If the past year has taught me anything, it’s how strong I am and how much I’ve endured. When I left for spring break last March, I didn’t know when I would see my friends, roommate, or boyfriend next, nor that my childhood bedroom would become my only place of solace for the better part of a year. I barely allowed myself to look forward to what the year could be—and I used benchmarks from a bygone era, like good grades, to measure my success.

I also turned to social media as a way to both escape, and self-criticize. The more I was online, the more posts I’d see from people celebrating their wins. I began weaponizing the success of other people—and especially newly-employed graduates—as a form of self-harm, and constantly compared myself to mutuals and strangers.

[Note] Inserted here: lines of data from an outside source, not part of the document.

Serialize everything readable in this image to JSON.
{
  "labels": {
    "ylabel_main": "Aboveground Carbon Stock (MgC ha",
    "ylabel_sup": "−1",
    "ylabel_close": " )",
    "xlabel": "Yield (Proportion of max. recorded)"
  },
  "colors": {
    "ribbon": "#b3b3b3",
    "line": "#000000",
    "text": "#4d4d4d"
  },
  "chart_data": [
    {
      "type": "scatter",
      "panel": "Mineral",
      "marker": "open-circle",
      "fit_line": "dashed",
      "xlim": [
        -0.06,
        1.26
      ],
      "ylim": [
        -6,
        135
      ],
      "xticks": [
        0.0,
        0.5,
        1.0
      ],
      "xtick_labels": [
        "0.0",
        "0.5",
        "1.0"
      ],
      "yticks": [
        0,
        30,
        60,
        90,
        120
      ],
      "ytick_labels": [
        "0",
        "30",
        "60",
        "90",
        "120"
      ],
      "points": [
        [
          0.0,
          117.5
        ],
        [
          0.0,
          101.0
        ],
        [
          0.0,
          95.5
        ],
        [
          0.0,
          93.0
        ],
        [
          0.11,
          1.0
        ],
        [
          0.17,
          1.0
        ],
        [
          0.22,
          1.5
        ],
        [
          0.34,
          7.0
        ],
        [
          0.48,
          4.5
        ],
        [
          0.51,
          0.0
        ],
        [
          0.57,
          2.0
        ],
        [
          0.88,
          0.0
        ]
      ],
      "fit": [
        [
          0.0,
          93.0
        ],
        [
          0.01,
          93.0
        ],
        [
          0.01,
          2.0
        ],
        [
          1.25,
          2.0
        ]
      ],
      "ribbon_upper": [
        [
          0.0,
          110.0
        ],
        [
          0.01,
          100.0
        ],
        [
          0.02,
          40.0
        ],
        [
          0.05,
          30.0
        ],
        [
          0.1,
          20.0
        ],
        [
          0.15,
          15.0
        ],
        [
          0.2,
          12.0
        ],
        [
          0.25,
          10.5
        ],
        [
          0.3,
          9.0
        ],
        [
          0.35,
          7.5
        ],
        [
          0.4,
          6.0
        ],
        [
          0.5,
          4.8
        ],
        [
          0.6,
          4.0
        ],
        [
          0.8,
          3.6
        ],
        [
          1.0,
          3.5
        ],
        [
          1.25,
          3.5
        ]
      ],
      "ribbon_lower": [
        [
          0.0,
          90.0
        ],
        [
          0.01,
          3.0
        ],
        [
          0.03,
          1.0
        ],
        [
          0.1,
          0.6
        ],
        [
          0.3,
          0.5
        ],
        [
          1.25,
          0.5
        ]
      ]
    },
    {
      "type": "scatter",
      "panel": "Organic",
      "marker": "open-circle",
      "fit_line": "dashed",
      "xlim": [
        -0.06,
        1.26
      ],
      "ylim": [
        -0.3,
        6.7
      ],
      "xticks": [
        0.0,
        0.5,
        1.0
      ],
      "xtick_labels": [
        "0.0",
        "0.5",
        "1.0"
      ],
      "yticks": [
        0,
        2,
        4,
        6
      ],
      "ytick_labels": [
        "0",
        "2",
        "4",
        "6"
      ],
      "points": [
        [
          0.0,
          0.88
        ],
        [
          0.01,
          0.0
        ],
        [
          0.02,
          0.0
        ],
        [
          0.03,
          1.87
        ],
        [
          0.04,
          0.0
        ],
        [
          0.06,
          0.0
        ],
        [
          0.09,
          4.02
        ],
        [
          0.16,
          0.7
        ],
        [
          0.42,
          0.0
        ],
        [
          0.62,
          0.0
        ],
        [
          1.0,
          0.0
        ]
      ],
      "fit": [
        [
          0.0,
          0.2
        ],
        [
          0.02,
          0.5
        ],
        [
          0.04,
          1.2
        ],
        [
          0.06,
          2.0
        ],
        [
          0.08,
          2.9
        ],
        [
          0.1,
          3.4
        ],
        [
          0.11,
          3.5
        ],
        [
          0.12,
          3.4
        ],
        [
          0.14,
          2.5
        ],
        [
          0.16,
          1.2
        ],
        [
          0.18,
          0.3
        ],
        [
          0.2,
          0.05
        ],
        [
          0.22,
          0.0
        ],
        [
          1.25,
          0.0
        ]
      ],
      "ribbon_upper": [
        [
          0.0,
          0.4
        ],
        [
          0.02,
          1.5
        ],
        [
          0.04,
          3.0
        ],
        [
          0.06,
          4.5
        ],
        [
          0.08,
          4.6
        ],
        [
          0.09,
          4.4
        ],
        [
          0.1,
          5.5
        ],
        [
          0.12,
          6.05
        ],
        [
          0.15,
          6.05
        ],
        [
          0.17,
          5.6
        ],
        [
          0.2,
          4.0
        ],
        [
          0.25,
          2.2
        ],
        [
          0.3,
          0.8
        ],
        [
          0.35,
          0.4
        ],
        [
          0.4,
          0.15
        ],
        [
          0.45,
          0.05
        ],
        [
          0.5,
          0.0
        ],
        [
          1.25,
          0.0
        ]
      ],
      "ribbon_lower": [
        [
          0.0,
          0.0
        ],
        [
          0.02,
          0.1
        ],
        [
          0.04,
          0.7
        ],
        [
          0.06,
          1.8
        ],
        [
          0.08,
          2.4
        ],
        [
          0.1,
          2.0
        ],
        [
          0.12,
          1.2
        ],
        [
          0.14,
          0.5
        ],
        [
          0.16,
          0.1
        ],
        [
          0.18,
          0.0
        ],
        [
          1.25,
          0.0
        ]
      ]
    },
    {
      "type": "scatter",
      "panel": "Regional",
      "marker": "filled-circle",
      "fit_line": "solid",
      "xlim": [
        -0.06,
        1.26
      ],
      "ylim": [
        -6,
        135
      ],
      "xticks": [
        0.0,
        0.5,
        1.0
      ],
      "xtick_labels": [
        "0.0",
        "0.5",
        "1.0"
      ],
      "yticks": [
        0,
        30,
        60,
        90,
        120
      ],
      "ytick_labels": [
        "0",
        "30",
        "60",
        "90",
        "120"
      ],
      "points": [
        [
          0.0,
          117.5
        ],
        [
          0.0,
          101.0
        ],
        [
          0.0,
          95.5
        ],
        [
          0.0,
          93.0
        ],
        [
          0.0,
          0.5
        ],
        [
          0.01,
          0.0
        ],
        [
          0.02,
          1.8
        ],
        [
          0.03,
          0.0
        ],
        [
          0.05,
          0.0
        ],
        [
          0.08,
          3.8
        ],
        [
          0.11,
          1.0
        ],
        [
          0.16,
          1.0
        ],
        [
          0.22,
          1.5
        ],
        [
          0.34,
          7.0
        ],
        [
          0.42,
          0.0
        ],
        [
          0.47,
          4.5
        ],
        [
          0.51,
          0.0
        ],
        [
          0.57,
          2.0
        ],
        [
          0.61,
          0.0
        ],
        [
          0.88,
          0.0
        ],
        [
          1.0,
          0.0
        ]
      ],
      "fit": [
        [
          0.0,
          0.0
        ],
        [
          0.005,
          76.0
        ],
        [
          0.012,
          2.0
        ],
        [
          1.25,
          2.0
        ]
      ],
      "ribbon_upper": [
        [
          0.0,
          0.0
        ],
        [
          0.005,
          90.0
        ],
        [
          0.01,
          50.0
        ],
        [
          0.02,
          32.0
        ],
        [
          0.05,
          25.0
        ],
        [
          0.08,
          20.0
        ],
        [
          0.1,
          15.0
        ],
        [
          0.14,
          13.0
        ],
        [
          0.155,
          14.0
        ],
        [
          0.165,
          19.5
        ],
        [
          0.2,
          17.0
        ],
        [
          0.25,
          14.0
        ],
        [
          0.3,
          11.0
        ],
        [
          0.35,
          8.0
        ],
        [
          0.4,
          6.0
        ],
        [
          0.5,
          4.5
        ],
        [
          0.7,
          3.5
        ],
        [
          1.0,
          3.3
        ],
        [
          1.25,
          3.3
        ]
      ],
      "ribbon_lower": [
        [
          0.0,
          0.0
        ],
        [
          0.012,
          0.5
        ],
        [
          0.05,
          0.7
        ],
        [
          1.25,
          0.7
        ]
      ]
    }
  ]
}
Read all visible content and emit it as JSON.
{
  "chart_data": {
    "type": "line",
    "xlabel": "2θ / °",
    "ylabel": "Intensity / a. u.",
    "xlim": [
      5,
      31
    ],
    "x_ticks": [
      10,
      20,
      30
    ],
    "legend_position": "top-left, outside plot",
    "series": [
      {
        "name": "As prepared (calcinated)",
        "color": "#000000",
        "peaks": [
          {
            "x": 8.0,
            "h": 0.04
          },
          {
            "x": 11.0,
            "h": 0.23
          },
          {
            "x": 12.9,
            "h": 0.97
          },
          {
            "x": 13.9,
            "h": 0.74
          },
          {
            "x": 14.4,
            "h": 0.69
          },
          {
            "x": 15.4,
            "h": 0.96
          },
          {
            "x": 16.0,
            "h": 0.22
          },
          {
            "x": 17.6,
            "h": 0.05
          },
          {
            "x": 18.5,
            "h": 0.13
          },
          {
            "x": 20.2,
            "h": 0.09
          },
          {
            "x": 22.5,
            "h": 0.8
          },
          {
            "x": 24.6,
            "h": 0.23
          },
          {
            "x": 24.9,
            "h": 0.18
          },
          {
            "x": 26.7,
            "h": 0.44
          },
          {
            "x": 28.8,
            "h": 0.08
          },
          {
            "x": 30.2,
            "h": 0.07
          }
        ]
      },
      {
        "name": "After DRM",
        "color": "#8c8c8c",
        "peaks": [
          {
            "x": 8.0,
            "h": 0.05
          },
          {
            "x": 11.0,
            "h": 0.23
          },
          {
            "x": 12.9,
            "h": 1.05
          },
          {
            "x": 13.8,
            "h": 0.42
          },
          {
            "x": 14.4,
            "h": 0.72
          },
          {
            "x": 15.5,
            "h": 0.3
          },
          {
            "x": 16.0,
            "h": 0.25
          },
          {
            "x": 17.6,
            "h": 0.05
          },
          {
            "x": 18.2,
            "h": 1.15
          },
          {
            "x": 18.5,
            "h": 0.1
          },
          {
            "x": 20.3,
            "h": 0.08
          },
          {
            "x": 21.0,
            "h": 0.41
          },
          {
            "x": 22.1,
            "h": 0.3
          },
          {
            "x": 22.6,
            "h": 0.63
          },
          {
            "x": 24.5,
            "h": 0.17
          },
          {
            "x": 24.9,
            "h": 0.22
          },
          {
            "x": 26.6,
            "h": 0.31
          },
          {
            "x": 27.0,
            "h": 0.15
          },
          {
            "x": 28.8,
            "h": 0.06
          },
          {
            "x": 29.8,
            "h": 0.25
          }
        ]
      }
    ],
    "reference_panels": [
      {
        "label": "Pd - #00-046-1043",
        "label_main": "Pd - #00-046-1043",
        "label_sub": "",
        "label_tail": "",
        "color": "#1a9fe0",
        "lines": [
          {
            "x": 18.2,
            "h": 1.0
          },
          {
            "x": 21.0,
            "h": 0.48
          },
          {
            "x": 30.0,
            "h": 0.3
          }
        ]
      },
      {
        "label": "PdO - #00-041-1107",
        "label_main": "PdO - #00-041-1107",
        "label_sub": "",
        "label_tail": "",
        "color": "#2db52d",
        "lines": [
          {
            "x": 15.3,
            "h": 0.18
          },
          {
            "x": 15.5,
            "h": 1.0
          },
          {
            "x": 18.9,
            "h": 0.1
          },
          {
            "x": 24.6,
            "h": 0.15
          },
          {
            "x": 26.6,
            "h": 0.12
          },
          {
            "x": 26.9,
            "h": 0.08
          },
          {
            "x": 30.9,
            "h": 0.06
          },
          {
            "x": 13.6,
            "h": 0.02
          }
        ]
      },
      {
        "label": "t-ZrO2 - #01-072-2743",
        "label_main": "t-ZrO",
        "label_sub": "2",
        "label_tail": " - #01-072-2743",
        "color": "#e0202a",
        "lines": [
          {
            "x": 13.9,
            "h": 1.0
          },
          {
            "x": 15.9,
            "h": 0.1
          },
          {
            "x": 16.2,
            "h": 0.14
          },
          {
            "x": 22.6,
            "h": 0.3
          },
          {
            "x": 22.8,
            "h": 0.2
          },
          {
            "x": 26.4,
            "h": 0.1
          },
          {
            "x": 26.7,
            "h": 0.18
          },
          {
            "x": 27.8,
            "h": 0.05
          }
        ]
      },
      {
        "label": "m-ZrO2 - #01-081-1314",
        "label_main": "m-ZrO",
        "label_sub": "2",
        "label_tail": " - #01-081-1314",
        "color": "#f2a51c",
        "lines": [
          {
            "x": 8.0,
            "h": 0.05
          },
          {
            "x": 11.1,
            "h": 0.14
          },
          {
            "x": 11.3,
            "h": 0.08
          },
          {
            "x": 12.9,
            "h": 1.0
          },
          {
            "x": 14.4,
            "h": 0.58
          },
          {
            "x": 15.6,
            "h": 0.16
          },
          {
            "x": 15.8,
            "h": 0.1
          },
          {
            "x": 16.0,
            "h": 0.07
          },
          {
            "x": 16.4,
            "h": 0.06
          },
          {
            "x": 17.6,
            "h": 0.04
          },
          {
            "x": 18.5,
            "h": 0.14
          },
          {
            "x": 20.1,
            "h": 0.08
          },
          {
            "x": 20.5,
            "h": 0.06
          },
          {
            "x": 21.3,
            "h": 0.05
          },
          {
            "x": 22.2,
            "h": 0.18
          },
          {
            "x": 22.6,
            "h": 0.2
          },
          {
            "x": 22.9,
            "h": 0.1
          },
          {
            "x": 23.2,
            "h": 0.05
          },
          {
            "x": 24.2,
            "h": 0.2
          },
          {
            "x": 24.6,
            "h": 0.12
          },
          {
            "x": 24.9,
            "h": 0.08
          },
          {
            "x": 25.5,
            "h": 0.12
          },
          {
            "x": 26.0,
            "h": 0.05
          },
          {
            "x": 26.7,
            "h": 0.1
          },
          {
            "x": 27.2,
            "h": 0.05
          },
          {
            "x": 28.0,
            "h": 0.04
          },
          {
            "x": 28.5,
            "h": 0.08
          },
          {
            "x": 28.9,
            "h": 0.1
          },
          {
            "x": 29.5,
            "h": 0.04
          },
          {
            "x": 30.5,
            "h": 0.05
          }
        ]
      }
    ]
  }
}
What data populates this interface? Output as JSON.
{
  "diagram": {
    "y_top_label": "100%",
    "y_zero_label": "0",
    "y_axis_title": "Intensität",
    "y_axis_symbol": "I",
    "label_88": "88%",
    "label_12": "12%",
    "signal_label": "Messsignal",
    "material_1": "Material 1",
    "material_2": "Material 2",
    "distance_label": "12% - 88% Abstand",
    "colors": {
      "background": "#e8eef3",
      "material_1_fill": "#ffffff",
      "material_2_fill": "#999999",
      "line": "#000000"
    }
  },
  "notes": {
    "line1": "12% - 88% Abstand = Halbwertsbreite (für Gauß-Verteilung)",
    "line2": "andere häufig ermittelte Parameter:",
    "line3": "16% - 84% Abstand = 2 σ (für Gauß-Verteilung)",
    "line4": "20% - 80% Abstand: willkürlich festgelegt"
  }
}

I kept asking myself, “What are they doing that I’m not?” Unfortunately, I’m not alone. 

A 2019 study from researchers at Ryerson University in Toronto found that higher levels of social media use are associated with lower levels of self-esteem. In hopes of finding a general consensus, the researchers concluded that one of the harmful reasons why people with low self-esteem use social media at higher rates is to engage with negative social comparisons. Another takeaway? People who use more than one form of social media often exhibit lower levels of self-esteem than their peers.

Credit: Emma Fiala

In September of last year, I made the conscious choice to step away from the internet as much as possible. For the first time in months, I had no idea what was going on the pop culture zeitgeist—and surprisingly, I didn’t care. Disconnecting from the internet enabled me to recenter myself and reflect on values and goals, as well as feeling more connected to life as I knew it before the pandemic. 

I know now that I don’t need to make my life harder than it has to be. I also learned that being easier on yourself often means blocking out the external world, and looking inward for happiness and validation.

You can’t control everything, but you can control how you treat yourself and how you spend your time. I will remind myself not to internalize other people’s success and instead celebrate their wins. I will keep saying positive affirmations toward myself every morning, apply to career-oriented jobs, and watch way too much reality television, but I will also try to not be so hard on myself in the process. You should, too.